The previous night, as emotions at the Clinton campaign headquarters shifted from celebratory to despair, the attendees either refused to face reality - offering glib assurances that fortunes would turn in their favour soon enough - or responded to queries with stony silence.
The morning after, however, thoughts turned to the future and where their party should go from here.
"I think they have to try to get back some of the working class people they lost," says Karen Ubelhart. "We've been so focused on minorities, we've totally missed the disenfranchised white people. A lot of these people used to vote Democratic."
Narrow defeats in the Rust Belt states of Pennsylvania, Wisconsin and Michigan proved the mortal blow to the Clinton campaign, and the losing margins were due in part to Mr Trump's performance among the state's blue-collar rural voters. They had been a key component of the Democrat's winning presidential coalitions in both the 1990s and 2000s, but had been swept up by Mr Trump's populist movement.
"We need to regroup and figure it out," says Eve Harmon. "Maybe party politics is not even the way to talk about. What do we want to see this country be?"
She says the party should prioritise education reform - although she does have an ulterior motive, given that white voters without a college education were some of Mr Trump's most loyal supporters.
"Education really does matter because what I think we're seeing here is a lot of really uneducated people voting for somebody that they think will help them - and they're misinformed," she said.
As Mrs Clinton exits the stage, she leaves a Democratic Party that is in tatters. When Barack Obama won the presidency in 2008, he rode into office with large majorities in Congress and control of 29 of 50 governorships.

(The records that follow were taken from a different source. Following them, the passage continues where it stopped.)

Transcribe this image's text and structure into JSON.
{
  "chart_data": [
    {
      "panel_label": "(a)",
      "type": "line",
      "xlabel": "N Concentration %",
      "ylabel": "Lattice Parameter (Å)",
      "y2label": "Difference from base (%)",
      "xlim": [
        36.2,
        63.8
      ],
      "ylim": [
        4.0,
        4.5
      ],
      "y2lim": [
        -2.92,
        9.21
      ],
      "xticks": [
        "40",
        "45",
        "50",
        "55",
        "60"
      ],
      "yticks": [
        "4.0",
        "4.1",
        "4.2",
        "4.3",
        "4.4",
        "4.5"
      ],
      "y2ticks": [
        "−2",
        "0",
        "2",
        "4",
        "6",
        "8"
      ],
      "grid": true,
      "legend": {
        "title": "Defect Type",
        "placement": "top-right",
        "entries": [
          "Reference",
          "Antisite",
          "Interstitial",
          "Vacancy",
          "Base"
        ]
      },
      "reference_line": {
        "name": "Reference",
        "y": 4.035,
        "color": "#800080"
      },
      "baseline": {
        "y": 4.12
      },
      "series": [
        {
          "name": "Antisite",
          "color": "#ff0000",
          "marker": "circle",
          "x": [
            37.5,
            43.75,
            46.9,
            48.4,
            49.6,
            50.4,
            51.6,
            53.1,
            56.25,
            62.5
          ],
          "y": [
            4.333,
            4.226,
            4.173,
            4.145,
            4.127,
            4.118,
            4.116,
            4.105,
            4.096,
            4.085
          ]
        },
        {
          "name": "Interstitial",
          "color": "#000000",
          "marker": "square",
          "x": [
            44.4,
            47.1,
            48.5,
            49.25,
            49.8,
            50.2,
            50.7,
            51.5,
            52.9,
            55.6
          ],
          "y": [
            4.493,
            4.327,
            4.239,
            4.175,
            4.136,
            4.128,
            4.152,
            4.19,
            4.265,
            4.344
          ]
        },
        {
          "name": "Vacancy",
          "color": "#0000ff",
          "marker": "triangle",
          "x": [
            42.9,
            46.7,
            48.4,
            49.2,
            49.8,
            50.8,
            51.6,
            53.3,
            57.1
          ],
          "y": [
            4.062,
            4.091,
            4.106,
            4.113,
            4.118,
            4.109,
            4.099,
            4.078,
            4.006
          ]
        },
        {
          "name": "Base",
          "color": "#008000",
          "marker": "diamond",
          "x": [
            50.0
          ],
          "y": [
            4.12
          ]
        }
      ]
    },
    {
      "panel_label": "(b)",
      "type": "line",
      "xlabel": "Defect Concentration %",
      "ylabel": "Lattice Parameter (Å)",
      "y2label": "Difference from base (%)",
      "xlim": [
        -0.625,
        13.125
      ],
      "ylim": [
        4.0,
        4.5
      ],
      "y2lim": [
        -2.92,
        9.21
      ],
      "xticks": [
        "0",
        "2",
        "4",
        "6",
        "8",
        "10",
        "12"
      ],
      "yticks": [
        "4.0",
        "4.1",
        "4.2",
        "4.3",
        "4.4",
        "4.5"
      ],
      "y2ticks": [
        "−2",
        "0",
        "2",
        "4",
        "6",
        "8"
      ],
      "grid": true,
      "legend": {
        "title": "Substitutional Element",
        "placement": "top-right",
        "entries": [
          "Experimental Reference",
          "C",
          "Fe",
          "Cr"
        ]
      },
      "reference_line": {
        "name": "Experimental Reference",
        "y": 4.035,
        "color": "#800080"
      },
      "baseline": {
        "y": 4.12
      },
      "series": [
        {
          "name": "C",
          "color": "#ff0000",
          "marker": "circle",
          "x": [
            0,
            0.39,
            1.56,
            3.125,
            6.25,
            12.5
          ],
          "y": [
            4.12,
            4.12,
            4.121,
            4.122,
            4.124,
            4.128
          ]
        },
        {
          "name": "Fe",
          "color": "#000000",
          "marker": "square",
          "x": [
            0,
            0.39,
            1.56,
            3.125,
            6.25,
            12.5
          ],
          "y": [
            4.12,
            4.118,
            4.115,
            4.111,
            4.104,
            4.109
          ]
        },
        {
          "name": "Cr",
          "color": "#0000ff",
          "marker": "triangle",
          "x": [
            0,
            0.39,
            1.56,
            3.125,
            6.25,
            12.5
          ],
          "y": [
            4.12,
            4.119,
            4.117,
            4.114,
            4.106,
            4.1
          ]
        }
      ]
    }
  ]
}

As he leaves, his party has lost control of Congress in two mid-term election routs - although they picked up some seats on Tuesday - and they will have governors in, at best, 16 states.
Their congressional leadership, New York Senator Charles Schumer and California Congresswoman Nancy Pelosi, are aging long-time legislators with little national appeal. Their outgoing vice-president, Joe Biden, is approaching his mid-70s. The Democratic stable is glaringly short of prize horses.
The party desperately needed Mrs Clinton to hold the White House and carry some new faces into power with her in order to be better positioned for the future.
Although the number of rising stars within the Democratic Party are few and far between, there are some names that will bubble up to the top of many lists.
Senators Elizabeth Warren of Massachusetts and Sherrod Brown of Ohio are likely to join Vermont's Bernie Sanders as the voices of the populist left. It's not exactly a young crowd, however, as Ms Warren is 67, Mr Brown is 64 and former presidential candidate Mr Sanders is 75.
New Jersey Senator Cory Booker was on Mrs Clinton's vice-presidential short list, and he's a master at firing up the partisan crowds. Kamala Harris has been on an upward track in California, and now she has a national stage as a newly minted senator, as has Nevada's Catherine Cortez Masto, the nation's first-ever Hispanic female senator.
Among the ranks of governors - traditionally a reliable source of presidential prospects - the list effectively begins and ends with Andrew Cuomo of New York. His speech to the Clinton faithful on Tuesday night sounded suspiciously like the opening salvo of a 2020 presidential campaign.
What lies in store for the Democrats, first and foremost, will be an attempt to define what went wrong. Plenty of blame will be heaped on Mrs Clinton and the centre-left establishment she represents.
Already there has been a torrent of second-guessing from the Sanders legions, who point to polls that showed their man beating Mr Trump in hypothetical head-to-head matchups last spring.
"Hate to say we told you so, but Bernie Sanders warned the Democratic Party, and it didn't listen; it sabotaged him," tweeted, external writer Ben Norton of the liberal website Salon.
Although the Vermont senator may not have held up to the glaring spotlight of the general election campaign, he would have presented a more difficult target for Mr Trump to label as the corrupt face of a seemingly despised status quo.
After that, there will be a rush to fill the party's leadership void.
Will Democrats decide that what's needed is a more ideologically pure standard-bearer, following the path of the British Labour Party, which selected Jeremy Corbyn after a similarly unexpected and thorough defeat in the UK general election last year? Or will a younger moderate with less political baggage than Mrs Clinton - someone like Mr Booker or Mr Cuomo - step to the fore?
Following the 2000 elections, Democrats faced a similar time of reckoning, shut out of every branch of the federal government and decimated at the state political ranks. It took them six years, an unpopular foreign war (Iraq) and a mishandled natural disaster (Hurricane Katrina) to claw their way back to the corridors of power.
All that progress has been lost, and the party will watch as Mr Trump and the Republicans take a machete to Barack Obama's political legacy.
Perhaps most concerning for Democrats is that although mid-term elections are usually friendly to the out-of-power party, the playing field in 2018 is notably inhospitable. While there are some big-state governorships, like Florida, coming up, the party will have to defend 10 Senate seats in states that Mr Trump won, including dark red West Virginia, North Dakota and Montana. Congress will almost certainly be out of reach until at least 2020.
For the Democrats, there could be a long and dark journey before they once again emerge from the political wilderness.